Prompts for Teleprompter Problems
After a day with a client, coaching executives on using the teleprompter, I came home on Monday evening to discover our top executive had his own prompter problems. When President Obama lost his place while reading from the prompter, came to a dead stop in his speech, and had to tell the operator to move up the script, his recovery wasn’t nearly on par with Bill Clinton’s ad lib during the 1994 state-of-the-union speech when he had prompter problems.
Glancing at the prompters as he began, Clinton shook his head, grinned, and turned back to the crowd: “I don’t know what speech they’ve loaded into the prompter, but I came to tell you about the state of the union…” And he did just that. He had rehearsed his speech enough to internalize what he intended to say, and he launched in, unfazed for 20 minutes without the prompters.
If you have similar tech glitches when your big day comes (or if an audience member faints—as happened in President Obama’s audience on Tuesday) the crowd often remembers your recovery more than your relapse. For those cases, you need specific techniques. Keep the following tips in mind to tackle your prompter problems.
- Have a back-up plan. Either know your material well enough that you could deliver the essence of it without a script. Or, have a written script, talking points, or notes for reference in case there’s a problem with the technology.
- Use the technology features to their fullest: Formatting text in colors, bold, or italics aids in reading. For example, you might add names in blue or key statistics in green. Directions such as “pause” should always be in italics. Use bullets to set off items in a series—even a short list of phrases in sentences.
- Pay attention to the punctuation. When speakers cannot see a complete sentence, punctuation tells them how to inflect their voice—even when they don’t know what’s ahead.
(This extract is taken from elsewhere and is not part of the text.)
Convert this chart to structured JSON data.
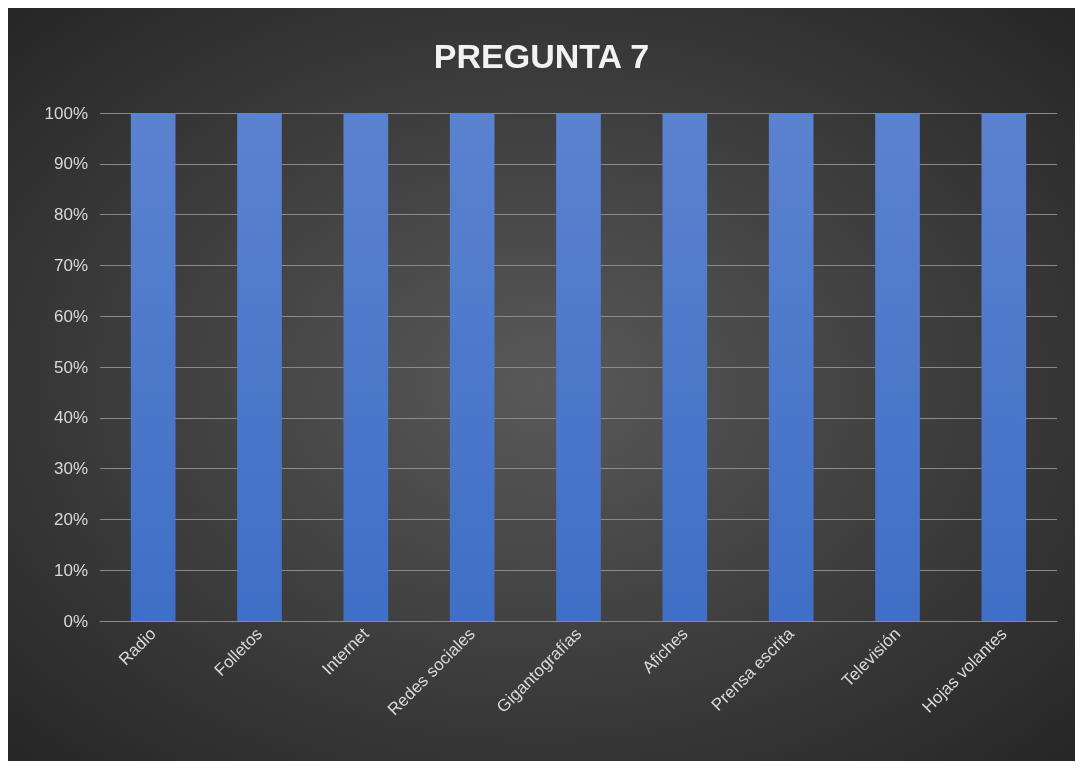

Some people are careless when entering changes into the prompter, for example, and use a hyphen and a dash interchangeably. The two marks have totally different meanings and cause a reader to inflect the voice in opposite ways. Another problem: Dashes and parentheses call for different inflection. A speaker raises the voice on the words between dashes. A speaker lowers the voice on words inside parentheses. If you’re stumbling over a script on the teleprompter, check the punctuation. That’s often the problem.
- Turn from one teleprompter to the other (side to side) at the end of a sentence and where you see a blank space on the screen—not in mid-sentence. Otherwise, it’s far too easy to lose your place in the script.
- Remember that you set the speaking rate. It’s the operator’s job to stay with you—not the other way around. When you speed up, the teleprompter rolls faster. When you slow down, the teleprompter slows down. Your call.
Finally, connect brain to words coming out of mouth—just in case the teleprompter falls asleep!